28
1 Na de sabbat, bij het aanbreken van de eerste dag der week, kwamen Maria Magdalena en de andere Maria het graf bezoeken.
2 En zie, er brak een hevige aardbeving los. Want een engel des Heren daalde af van de hemel, kwam naderbij, rolde de steen weg, en ging daarop zitten.
3 Zijn aangezicht was als de bliksem, en zijn kleed wit als sneeuw.
4 En de wachters sidderden voor hem van vrees, en werden als doden.
5 Maar de engel sprak tot de vrouwen: Vreest niet; want ik weet, dat ge Jesus zoekt, den gekruiste.
6 Hij is niet hier, want Hij is verrezen, zoals Hij gezegd heeft. Komt en ziet de plaats, waar Hij was neergelegd.
7 Gaat haastig heen, en zegt aan zijn leerlingen: Hij is verrezen van de doden. En ziet, Hij gaat u voor naar Galilea; daar zult gij Hem zien. Ziet, dat kwam ik u zeggen.
8 Haastig liepen ze weg van het graf, met vrees, maar ook met grote blijdschap vervuld; ze snelden heen, om aan zijn leerlingen de tijding te brengen.

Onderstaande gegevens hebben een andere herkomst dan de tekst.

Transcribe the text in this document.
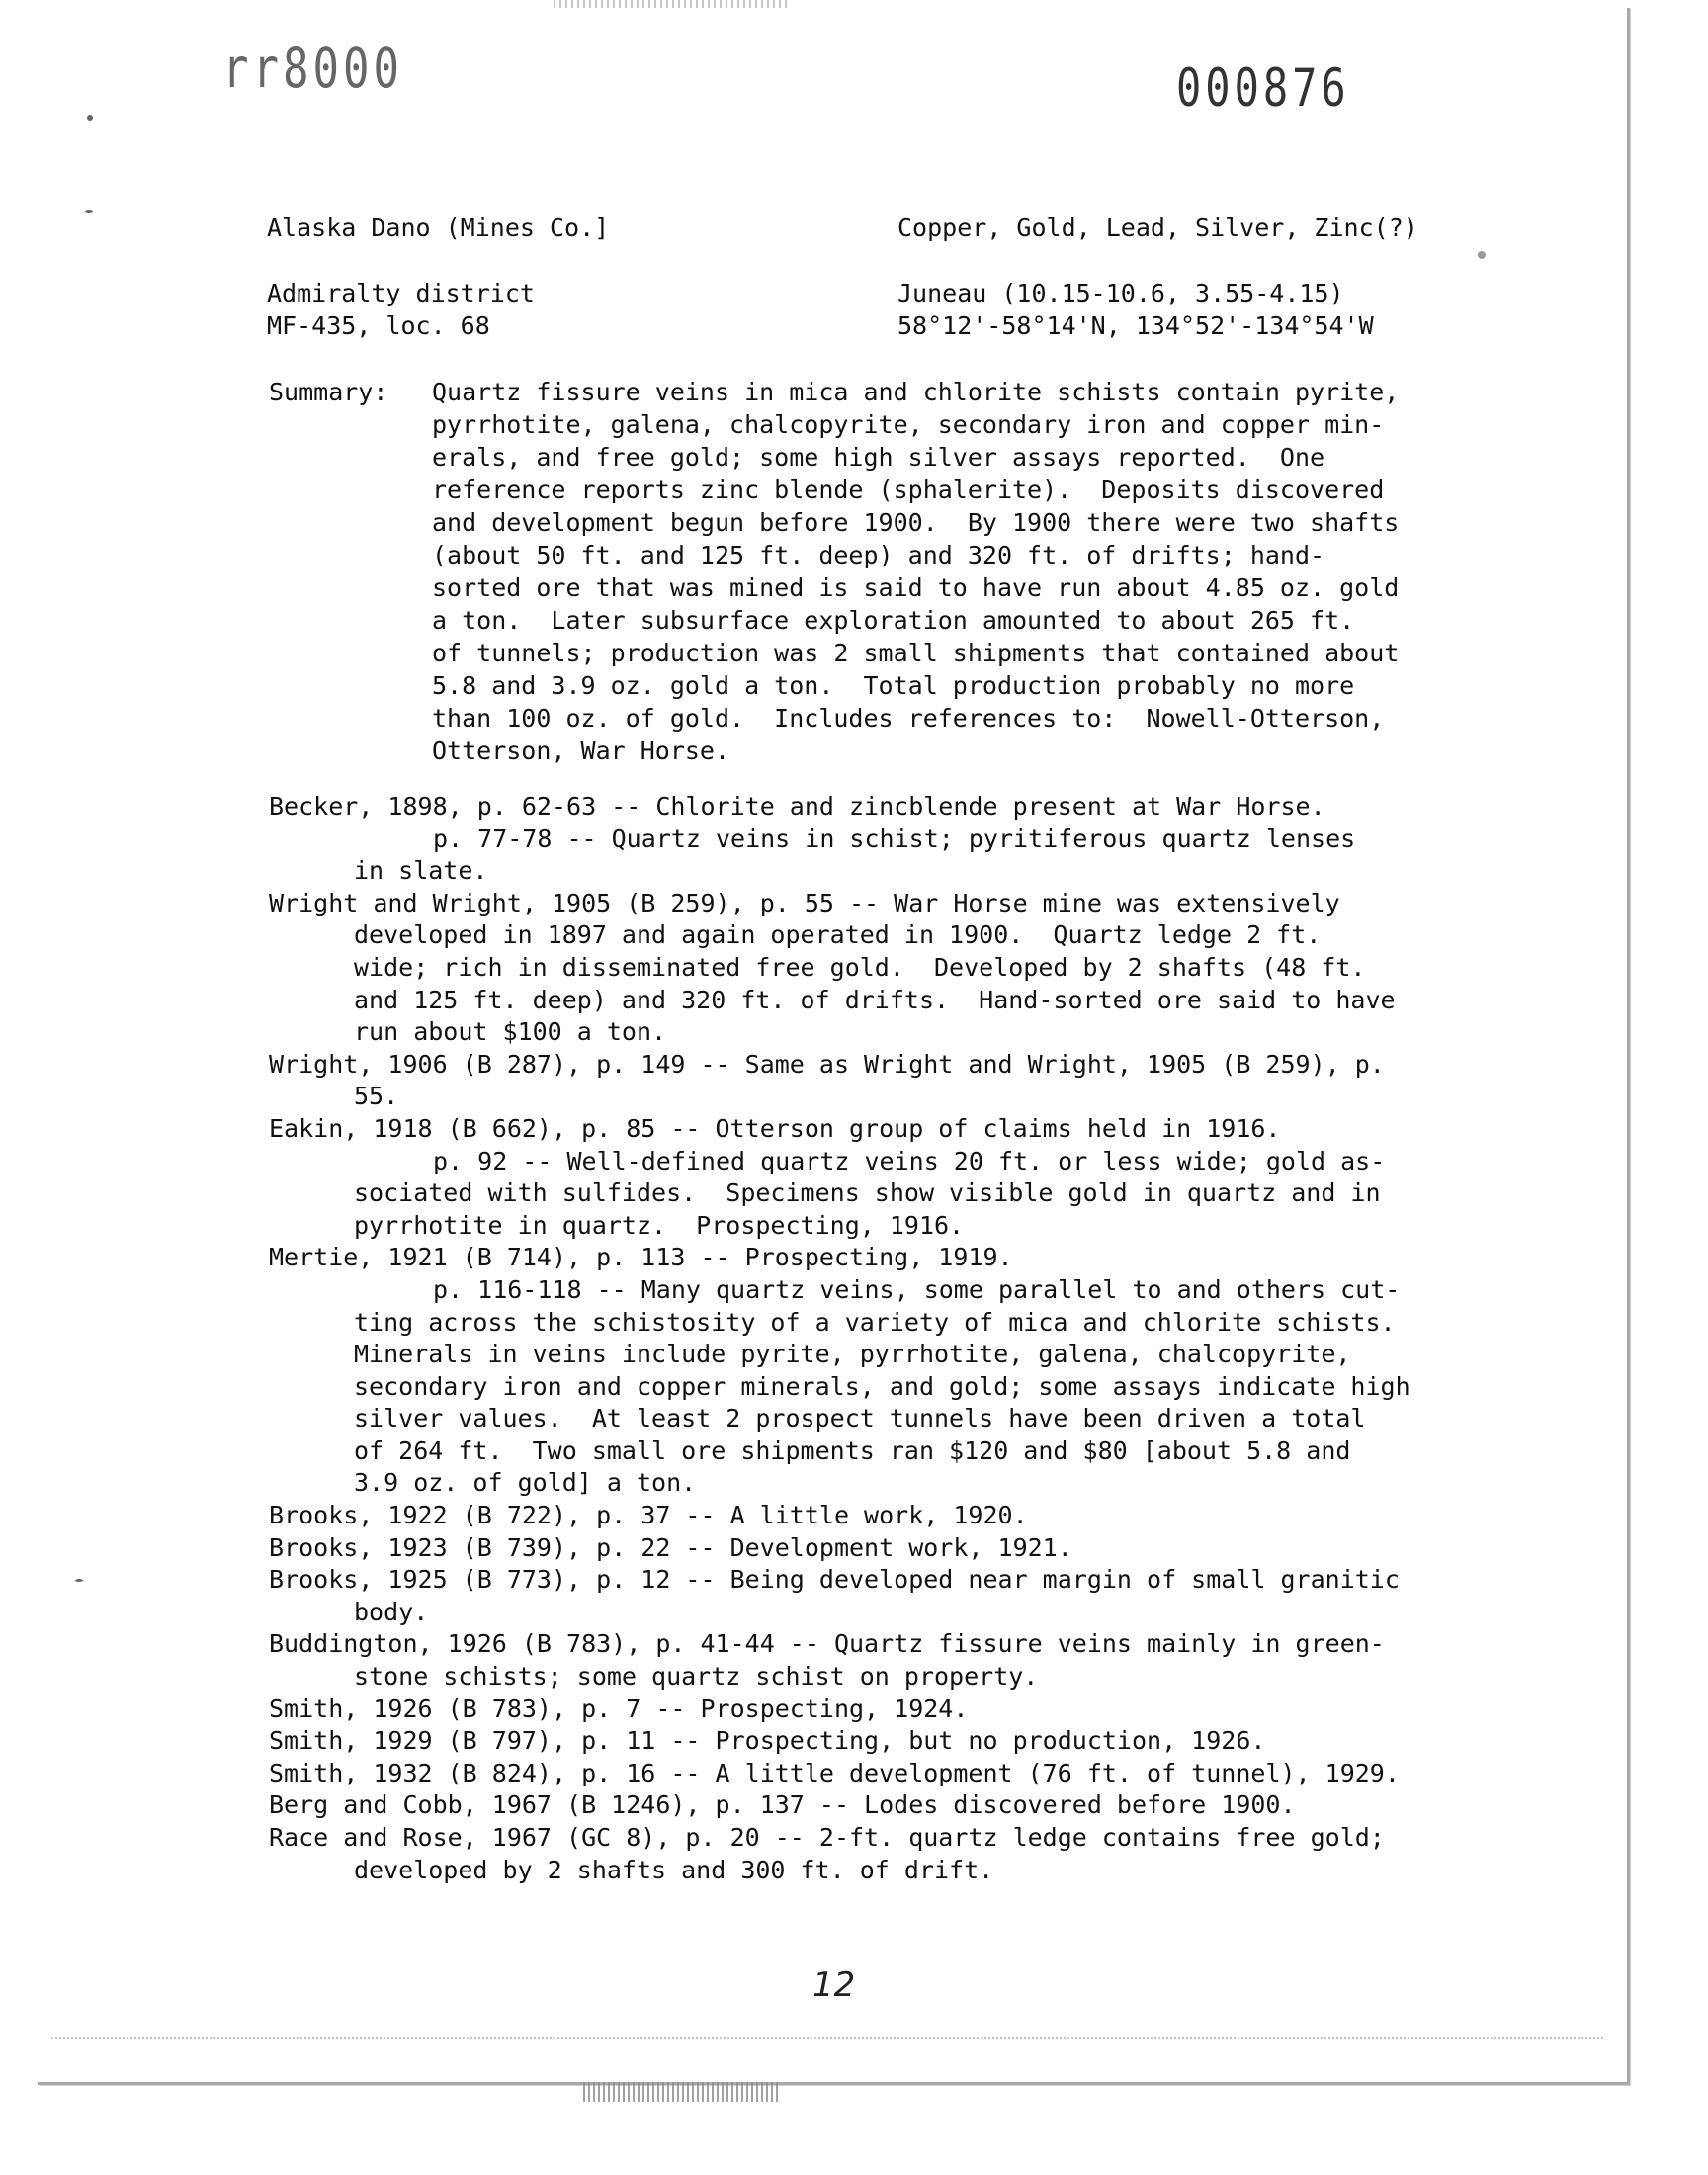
rr8000	000876
Alaska Dano (Mines Co.]

Admiralty district
MF-435, loc. 68
Copper, Gold, Lead, Silver, Zinc(?)

Juneau (10.15-10.6, 3.55-4.15)
58°12'-58°14'N, 134°52'-134°54'W
Summary: Quartz fissure veins in mica and chlorite schists contain pyrite,
pyrrhotite, galena, chalcopyrite, secondary iron and copper min-
erals, and free gold; some high silver assays reported.  One
reference reports zinc blende (sphalerite).  Deposits discovered
and development begun before 1900.  By 1900 there were two shafts
(about 50 ft. and 125 ft. deep) and 320 ft. of drifts; hand-
sorted ore that was mined is said to have run about 4.85 oz. gold
a ton.  Later subsurface exploration amounted to about 265 ft.
of tunnels; production was 2 small shipments that contained about
5.8 and 3.9 oz. gold a ton.  Total production probably no more
than 100 oz. of gold.  Includes references to:  Nowell-Otterson,
Otterson, War Horse.
Becker, 1898, p. 62-63 -- Chlorite and zincblende present at War Horse.
p. 77-78 -- Quartz veins in schist; pyritiferous quartz lenses
in slate.
Wright and Wright, 1905 (B 259), p. 55 -- War Horse mine was extensively
developed in 1897 and again operated in 1900.  Quartz ledge 2 ft.
wide; rich in disseminated free gold.  Developed by 2 shafts (48 ft.
and 125 ft. deep) and 320 ft. of drifts.  Hand-sorted ore said to have
run about $100 a ton.
Wright, 1906 (B 287), p. 149 -- Same as Wright and Wright, 1905 (B 259), p.
55.
Eakin, 1918 (B 662), p. 85 -- Otterson group of claims held in 1916.
p. 92 -- Well-defined quartz veins 20 ft. or less wide; gold as-
sociated with sulfides.  Specimens show visible gold in quartz and in
pyrrhotite in quartz.  Prospecting, 1916.
Mertie, 1921 (B 714), p. 113 -- Prospecting, 1919.
p. 116-118 -- Many quartz veins, some parallel to and others cut-
ting across the schistosity of a variety of mica and chlorite schists.
Minerals in veins include pyrite, pyrrhotite, galena, chalcopyrite,
secondary iron and copper minerals, and gold; some assays indicate high
silver values.  At least 2 prospect tunnels have been driven a total
of 264 ft.  Two small ore shipments ran $120 and $80 [about 5.8 and
3.9 oz. of gold] a ton.
Brooks, 1922 (B 722), p. 37 -- A little work, 1920.
Brooks, 1923 (B 739), p. 22 -- Development work, 1921.
Brooks, 1925 (B 773), p. 12 -- Being developed near margin of small granitic
body.
Buddington, 1926 (B 783), p. 41-44 -- Quartz fissure veins mainly in green-
stone schists; some quartz schist on property.
Smith, 1926 (B 783), p. 7 -- Prospecting, 1924.
Smith, 1929 (B 797), p. 11 -- Prospecting, but no production, 1926.
Smith, 1932 (B 824), p. 16 -- A little development (76 ft. of tunnel), 1929.
Berg and Cobb, 1967 (B 1246), p. 137 -- Lodes discovered before 1900.
Race and Rose, 1967 (GC 8), p. 20 -- 2-ft. quartz ledge contains free gold;
developed by 2 shafts and 300 ft. of drift.
12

9 En zie, daar kwam Jesus haar tegen, en sprak: Weest gegroet. Ze kwamen nader, omklemden zijn voeten, en aanbaden Hem.
10 Nu sprak Jesus tot haar: Vreest niet; gaat, en boodschapt mijn broeders, dat ze naar Galilea moeten gaan; daar zullen ze Mij zien.
11 Toen ze waren heengegaan, zie, daar gingen enigen van de wacht naar de stad, en berichtten aan de opperpriesters al wat er gebeurd was.
12 Dezen vergaderden met de oudsten, en gaven na onderling overleg een grote som gelds aan de soldaten.
13 Ze zeiden: Zegt: “Zijn leerlingen zijn Hem ‘s nachts komen stelen, terwijl we sliepen.”
14 En als dit den landvoogd ter ore mocht komen, dan zullen we hem wel tevreden stellen, en zorgen, dat gij ongemoeid blijft.
15 Ze namen het geld, en deden, zoals het hun was voorgezegd. En dit verzinsel bleef onder de Joden verspreid tot op de huidige dag.
16 De elf leerlingen gingen naar Galilea, naar de berg, die Jesus hun had aangewezen.
17 En toen ze Hem zagen, aanbaden ze Hem, ofschoon ze eerst hadden getwijfeld.
18 Jesus trad op hen toe, en sprak: Mij is alle macht gegeven in de hemel en op de aarde.
19 Gaat dus heen; onderwijst alle volken, doopt ze in de naam van den Vader en van den Zoon en van den Heiligen Geest,
20 en leert ze onderhouden al wat Ik u heb geboden. Ziet, Ik blijf altijd bij u, tot aan het einde der wereld.